Ashgabat hosted the annual Oil and Gas of Turkmenistan-2013 Conference to showcase Turkmenistan’s energy potential and prospects for cooperation before the international business community. Participants included representatives of Turkmenistan’s fuel and energy sector as well as some 100 companies from over 20 countries including Russia, China, the US, the UK, Germany, and others. Assuring participants of Turkmenistan’s vast gas riches, the Chairman of Turkmenistan’s State Concern Turkmengeologia, Atadurdy Berdymiyazov, said that, “the ongoing exploration work at Turkmenistan's largest oil field - Galkynysh- indicates the presence of verified unlimited gas reserves there.” His statement, however, seems exaggerated in light of London BP’s revision in June of its estimates of the proven reserves of natural gas in Turkmenistan from 24.3 tcm to 17.5 tcm.
While Turkmenistan indeed does have large reserves of natural gas, particularly in the Galkynysh field, nearly all of its estimated 13.1 trillion of gas reserves is slated to go solely to China. China has fast supplanted Russia as the main importer of gas from Turkmenistan, Central Asia's top producer, taking 20 billion cubic meters (bcm) last year via a pipeline commissioned in late 2009, according to official data from the Turkmen state. Turkmen gas exports to Russia, meanwhile, have shrunk by three quarters to a level of only 10 bcm per year in the past few years. It also sells small amounts to Iran next door.
Europe continues to push for the construction of the Trans-Caspian pipeline across the bottom of the Caspian Sea as a means of receiving Turkmen gas. At the Oil and Gas Conference, the European Union's Charge d'Affaires and interim representative in Turkmenistan, Denis Daniilidis said, “the Trans-Caspian pipeline is principal and the European Union (EU) believes there are now the most favorable conditions for reaching agreements and beginning construction." According to Daniilidis, the EU and Turkmenistan are in the final stage of negotiations and the EU, Turkmenistan, and Azerbaijan will sign an agreement on related environmental issues this year. The Trans-Caspian pipeline project is part of the EU-sponsored Southern Corridor that would deliver natural gas from Central Asia, the Caucasus, and the Middle East to Europe while easing Europe’s dependence on Russian gas.
At the same time, Russia and Iran oppose the construction of any pipeline across the Caspian Sea, citing the unresolved status of the Sea and maritime borders, as well as environmental issues. “The Trans-Caspian gas pipeline can lead to a disaster in the Caspian Sea,” said Ambassador-at-Large of the Russian Foreign Ministry, Igor Bratchikov, in his interview with Russia’s RIA Novosti on November 22. “Turning a blind eye to this imposing, almost presumptuous, behavior of our European colleagues who try to connect Turkmenbashi and Baku with the gas pipeline, which is an disruption of the internal issues of the Caspian region, and disregarding environmental factors, would be reckless and disastrous,” he added.
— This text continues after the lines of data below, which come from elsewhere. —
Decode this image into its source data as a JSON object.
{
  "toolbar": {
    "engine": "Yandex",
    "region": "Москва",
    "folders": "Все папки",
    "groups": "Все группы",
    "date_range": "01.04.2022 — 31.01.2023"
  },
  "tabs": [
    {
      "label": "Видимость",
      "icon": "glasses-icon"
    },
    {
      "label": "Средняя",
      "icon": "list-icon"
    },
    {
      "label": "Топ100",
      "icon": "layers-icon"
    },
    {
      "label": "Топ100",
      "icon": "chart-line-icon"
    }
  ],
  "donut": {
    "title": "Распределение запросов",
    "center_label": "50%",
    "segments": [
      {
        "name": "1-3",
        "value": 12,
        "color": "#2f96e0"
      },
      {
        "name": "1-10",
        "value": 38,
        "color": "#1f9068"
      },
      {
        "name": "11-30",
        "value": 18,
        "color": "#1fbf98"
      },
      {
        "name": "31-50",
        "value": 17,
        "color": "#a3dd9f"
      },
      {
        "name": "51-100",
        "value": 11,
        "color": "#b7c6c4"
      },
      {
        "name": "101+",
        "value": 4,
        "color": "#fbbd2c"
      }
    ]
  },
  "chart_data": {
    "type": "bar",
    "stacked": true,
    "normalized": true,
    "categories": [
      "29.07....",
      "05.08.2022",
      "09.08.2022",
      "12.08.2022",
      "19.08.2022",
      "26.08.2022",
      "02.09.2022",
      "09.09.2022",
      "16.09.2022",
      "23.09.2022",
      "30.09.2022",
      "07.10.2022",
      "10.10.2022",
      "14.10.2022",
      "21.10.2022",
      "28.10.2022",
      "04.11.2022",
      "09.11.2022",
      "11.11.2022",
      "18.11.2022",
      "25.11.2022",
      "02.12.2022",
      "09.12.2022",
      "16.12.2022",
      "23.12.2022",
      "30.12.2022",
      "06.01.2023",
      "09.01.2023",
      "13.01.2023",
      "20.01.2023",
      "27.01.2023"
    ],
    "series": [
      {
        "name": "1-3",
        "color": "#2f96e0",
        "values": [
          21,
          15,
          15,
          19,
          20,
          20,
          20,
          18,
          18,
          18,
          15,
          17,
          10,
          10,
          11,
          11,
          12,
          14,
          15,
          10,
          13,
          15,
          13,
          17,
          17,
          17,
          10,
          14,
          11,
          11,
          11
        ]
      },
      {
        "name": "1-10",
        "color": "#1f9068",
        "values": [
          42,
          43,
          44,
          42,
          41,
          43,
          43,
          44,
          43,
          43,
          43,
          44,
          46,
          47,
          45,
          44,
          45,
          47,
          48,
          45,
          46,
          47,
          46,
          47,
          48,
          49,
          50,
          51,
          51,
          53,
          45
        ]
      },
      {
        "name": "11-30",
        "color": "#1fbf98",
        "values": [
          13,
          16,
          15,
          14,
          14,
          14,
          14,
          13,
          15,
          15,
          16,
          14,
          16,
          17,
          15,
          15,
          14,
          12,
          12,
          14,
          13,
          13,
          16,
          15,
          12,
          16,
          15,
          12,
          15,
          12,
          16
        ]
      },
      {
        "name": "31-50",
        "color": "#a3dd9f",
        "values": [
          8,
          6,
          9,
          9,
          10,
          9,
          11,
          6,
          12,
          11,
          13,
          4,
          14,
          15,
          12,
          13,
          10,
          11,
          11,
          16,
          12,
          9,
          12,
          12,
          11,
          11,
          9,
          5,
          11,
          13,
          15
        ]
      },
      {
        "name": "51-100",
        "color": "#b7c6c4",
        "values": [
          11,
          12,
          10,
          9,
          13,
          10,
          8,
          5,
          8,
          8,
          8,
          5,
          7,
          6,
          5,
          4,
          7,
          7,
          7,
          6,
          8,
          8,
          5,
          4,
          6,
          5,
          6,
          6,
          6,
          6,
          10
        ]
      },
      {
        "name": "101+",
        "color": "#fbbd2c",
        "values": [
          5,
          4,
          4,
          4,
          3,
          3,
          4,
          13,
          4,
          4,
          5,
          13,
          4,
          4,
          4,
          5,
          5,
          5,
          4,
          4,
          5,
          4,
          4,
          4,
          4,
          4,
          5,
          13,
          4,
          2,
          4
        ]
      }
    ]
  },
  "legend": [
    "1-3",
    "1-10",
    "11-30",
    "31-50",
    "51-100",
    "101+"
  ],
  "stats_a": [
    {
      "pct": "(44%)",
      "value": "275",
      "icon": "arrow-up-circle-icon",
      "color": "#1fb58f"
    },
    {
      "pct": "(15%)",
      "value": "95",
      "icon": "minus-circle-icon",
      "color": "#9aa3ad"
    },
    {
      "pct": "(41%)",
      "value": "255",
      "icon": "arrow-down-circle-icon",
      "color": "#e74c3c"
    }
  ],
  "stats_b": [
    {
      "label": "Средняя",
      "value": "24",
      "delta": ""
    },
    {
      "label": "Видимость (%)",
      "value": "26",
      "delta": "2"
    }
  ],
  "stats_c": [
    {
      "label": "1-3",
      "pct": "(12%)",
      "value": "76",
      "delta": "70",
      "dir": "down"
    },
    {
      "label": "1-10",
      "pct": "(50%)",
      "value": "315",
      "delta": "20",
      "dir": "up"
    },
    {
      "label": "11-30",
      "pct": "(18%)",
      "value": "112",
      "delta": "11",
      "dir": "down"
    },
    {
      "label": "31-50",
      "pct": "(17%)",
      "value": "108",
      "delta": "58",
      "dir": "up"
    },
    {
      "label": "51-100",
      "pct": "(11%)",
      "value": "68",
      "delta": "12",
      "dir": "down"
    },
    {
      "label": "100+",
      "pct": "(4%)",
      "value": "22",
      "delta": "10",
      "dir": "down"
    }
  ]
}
Turkmenistan would be the supplier of natural gas for the Turkmenistan-Afghanistan-Pakistan-India pipeline (TAPI) project, first proposed in the mid-1990s. At the conference in Ashgabat, gas companies from the four countries inched, yet again, toward a deal: the State Concern Turkmengaz, the Afghan Gas Corporation, the Interstate Gas Systems (Private) Limited (Pakistan), Gail Limited (India), and the Asian Development Bank signed a Transaction Advisory Service Agreement on TAPI. Some analysts, however, caution that despite US support for TAPI going back as far as the 1990s, the project will not likely be realized anytime soon, as the problems around its construction – foremost, the instability of the region – remain.